That's fairly uncommon in today's pop music landscape, especially at the caliber of a Knowles family member. But Solange has evidently carved her own path, arriving at a space more experimental and eccentric than that of her sister's.
On the record's opening track, "Things I Imagined," jazzy chords and retro synthesizers glide over Solange's vocals. She repeats the songs title - shifting in cadence and melody throughout.
The hazy intro appropriately sets the tone for the project, where the beginning and end of each song is not clearly marked. With many of the songs sitting near the 1-minute mark and a handful of interludes and intermissions, most of the album feels intertwined and effusive. The songs play more like live improvisations or jam sessions than cautiously produced records.

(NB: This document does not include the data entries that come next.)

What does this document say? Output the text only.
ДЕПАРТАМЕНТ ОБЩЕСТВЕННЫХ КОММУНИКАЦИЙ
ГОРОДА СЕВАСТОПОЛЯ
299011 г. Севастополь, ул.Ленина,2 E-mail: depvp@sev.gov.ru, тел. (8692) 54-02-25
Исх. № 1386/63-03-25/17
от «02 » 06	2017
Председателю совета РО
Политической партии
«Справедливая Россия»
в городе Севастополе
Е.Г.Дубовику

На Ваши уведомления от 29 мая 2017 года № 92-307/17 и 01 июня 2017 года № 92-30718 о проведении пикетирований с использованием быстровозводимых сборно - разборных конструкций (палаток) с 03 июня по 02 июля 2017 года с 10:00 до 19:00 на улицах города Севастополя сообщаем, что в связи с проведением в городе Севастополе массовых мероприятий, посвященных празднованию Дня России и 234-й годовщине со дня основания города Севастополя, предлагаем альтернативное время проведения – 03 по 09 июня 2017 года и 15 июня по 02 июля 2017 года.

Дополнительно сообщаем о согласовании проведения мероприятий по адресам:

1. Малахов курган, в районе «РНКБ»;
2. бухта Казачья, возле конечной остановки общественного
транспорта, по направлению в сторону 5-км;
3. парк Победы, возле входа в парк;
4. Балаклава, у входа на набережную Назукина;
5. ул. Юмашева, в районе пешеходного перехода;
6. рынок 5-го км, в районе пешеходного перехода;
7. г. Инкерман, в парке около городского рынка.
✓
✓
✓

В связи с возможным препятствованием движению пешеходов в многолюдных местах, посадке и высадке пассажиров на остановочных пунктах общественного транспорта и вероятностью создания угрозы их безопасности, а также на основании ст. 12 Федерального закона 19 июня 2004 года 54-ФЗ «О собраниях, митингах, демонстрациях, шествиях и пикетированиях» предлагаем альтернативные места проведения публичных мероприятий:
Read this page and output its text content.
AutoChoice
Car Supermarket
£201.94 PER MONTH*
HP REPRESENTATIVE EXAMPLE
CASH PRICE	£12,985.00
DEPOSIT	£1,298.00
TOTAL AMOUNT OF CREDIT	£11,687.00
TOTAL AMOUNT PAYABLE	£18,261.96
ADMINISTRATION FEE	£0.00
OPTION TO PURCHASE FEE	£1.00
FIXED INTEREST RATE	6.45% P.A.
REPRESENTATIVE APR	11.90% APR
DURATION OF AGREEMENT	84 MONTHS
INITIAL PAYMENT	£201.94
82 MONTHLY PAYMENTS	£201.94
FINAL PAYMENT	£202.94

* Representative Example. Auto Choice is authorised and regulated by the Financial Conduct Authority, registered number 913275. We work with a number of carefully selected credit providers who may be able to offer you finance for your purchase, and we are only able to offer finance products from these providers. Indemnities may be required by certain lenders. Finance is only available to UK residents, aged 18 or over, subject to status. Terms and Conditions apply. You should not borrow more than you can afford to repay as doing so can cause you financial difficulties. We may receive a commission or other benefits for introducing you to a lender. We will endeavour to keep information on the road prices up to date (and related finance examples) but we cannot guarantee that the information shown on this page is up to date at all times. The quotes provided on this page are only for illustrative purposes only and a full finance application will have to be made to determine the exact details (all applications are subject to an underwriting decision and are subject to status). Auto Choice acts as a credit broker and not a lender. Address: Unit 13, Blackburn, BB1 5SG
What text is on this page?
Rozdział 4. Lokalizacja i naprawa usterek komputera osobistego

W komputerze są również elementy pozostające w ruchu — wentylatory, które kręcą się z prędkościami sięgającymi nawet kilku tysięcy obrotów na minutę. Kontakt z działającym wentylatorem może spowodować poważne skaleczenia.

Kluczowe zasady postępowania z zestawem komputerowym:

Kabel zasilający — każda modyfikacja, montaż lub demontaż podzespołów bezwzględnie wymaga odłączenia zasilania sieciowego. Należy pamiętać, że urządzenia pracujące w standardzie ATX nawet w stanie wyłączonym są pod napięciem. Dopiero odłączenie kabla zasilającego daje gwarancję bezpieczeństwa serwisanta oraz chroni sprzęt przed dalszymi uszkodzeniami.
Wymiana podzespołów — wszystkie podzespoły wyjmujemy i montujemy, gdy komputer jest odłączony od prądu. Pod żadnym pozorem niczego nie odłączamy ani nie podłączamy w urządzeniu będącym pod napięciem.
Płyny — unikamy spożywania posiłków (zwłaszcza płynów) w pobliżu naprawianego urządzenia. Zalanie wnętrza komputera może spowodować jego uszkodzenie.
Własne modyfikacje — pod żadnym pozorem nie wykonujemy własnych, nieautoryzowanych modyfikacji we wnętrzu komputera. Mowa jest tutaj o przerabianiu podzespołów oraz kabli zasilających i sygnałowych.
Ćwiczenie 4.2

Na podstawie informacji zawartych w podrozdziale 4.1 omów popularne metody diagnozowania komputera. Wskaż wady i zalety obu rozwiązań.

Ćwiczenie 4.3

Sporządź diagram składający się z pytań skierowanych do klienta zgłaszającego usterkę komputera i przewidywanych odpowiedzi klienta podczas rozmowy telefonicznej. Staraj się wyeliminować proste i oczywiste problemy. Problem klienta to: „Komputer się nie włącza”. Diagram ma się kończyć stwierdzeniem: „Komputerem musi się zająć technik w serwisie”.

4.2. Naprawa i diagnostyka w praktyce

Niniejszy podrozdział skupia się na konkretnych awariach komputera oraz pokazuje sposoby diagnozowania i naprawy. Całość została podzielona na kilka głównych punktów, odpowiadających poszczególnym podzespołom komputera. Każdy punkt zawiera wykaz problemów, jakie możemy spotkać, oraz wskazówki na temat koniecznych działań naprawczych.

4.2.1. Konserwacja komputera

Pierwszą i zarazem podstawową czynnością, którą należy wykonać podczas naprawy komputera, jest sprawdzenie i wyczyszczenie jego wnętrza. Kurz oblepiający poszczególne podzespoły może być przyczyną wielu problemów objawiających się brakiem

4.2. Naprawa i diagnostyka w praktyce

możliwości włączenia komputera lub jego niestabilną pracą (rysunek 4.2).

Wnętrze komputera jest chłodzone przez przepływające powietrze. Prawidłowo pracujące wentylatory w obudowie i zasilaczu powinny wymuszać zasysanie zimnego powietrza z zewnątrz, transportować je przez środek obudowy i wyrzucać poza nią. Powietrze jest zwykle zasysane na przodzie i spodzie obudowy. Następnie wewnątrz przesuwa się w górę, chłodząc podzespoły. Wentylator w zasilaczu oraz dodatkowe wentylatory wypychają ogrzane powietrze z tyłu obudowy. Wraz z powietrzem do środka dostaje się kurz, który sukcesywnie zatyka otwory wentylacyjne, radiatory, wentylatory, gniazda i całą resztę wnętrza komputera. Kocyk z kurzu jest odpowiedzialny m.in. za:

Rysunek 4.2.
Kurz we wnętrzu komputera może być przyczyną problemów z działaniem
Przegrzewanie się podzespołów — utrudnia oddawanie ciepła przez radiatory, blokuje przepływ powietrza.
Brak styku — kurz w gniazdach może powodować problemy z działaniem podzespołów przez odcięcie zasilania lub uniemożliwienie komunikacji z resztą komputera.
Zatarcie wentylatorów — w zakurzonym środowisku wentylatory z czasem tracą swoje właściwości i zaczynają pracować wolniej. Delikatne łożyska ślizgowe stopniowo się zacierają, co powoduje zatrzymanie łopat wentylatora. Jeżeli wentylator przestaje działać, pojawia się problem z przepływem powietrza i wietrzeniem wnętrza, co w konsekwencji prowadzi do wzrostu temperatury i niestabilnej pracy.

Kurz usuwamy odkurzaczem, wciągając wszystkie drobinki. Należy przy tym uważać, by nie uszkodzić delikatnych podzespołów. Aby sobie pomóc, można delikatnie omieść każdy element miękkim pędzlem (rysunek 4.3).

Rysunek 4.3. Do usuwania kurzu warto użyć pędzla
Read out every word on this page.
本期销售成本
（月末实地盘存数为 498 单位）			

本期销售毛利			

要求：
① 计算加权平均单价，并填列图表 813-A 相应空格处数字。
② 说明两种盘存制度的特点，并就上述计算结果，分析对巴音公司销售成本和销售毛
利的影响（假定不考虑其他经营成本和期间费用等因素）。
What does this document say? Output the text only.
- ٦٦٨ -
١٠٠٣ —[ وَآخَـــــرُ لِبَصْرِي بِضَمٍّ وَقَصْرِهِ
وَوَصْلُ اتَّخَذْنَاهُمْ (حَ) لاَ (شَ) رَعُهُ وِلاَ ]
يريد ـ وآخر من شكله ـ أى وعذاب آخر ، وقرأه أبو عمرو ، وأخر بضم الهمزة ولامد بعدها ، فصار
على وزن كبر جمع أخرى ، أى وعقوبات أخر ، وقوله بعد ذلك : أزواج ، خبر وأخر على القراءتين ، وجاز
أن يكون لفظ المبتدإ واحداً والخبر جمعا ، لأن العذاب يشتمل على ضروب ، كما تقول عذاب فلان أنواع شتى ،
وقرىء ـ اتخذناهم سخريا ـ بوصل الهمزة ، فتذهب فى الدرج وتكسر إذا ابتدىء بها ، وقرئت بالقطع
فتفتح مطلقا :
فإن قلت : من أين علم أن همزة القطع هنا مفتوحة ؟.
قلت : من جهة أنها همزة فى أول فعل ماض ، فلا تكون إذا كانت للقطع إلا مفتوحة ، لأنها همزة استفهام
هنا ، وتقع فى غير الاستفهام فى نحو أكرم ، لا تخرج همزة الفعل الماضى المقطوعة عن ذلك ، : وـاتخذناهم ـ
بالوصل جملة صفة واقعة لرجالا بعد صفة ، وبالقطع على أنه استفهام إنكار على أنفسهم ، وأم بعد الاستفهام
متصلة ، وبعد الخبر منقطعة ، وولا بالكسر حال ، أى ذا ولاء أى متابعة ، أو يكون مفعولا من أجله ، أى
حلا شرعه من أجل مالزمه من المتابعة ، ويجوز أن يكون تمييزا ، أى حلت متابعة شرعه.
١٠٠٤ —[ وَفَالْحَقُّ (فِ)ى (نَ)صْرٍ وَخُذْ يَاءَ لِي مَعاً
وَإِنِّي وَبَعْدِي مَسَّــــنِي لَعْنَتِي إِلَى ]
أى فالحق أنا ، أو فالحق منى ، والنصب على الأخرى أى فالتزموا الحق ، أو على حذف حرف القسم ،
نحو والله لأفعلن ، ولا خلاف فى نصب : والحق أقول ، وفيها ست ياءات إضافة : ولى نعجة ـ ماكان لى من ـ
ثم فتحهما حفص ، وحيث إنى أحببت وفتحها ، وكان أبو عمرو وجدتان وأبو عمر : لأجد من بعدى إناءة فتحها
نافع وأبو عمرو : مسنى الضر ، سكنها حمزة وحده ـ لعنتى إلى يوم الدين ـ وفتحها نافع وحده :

This authenticity is present not only sonically, but thematically throughout the project, as Solange integrates references to her hometown of Houston, Texas. Songs like "Beltway" - which refers to one of the city's main highways - and "Way to the Show" include tropes of Houston culture. Listen to her reference the city's car culture in the track below:
Solange - Way to the Show
On the "Can I Hold the Mic" interlude, Solange captures the essence of her music and what it means to be a boundless creative by explaining:
"I can't be a singular expression of myself, there's too many parts, too many spaces, too many manifestations, too many lines, too many curves, too many troubles, too many journeys, too many mountains, too many rivers, so many..."
On another one of the album's interludes, she urges to "do nothing without intention." Solange makes sure to drop such gems of wisdom throughout the project, making it feel more like a living, experiential art-piece than a conventional album.
Stay tuned for updates on Solange's touring activity.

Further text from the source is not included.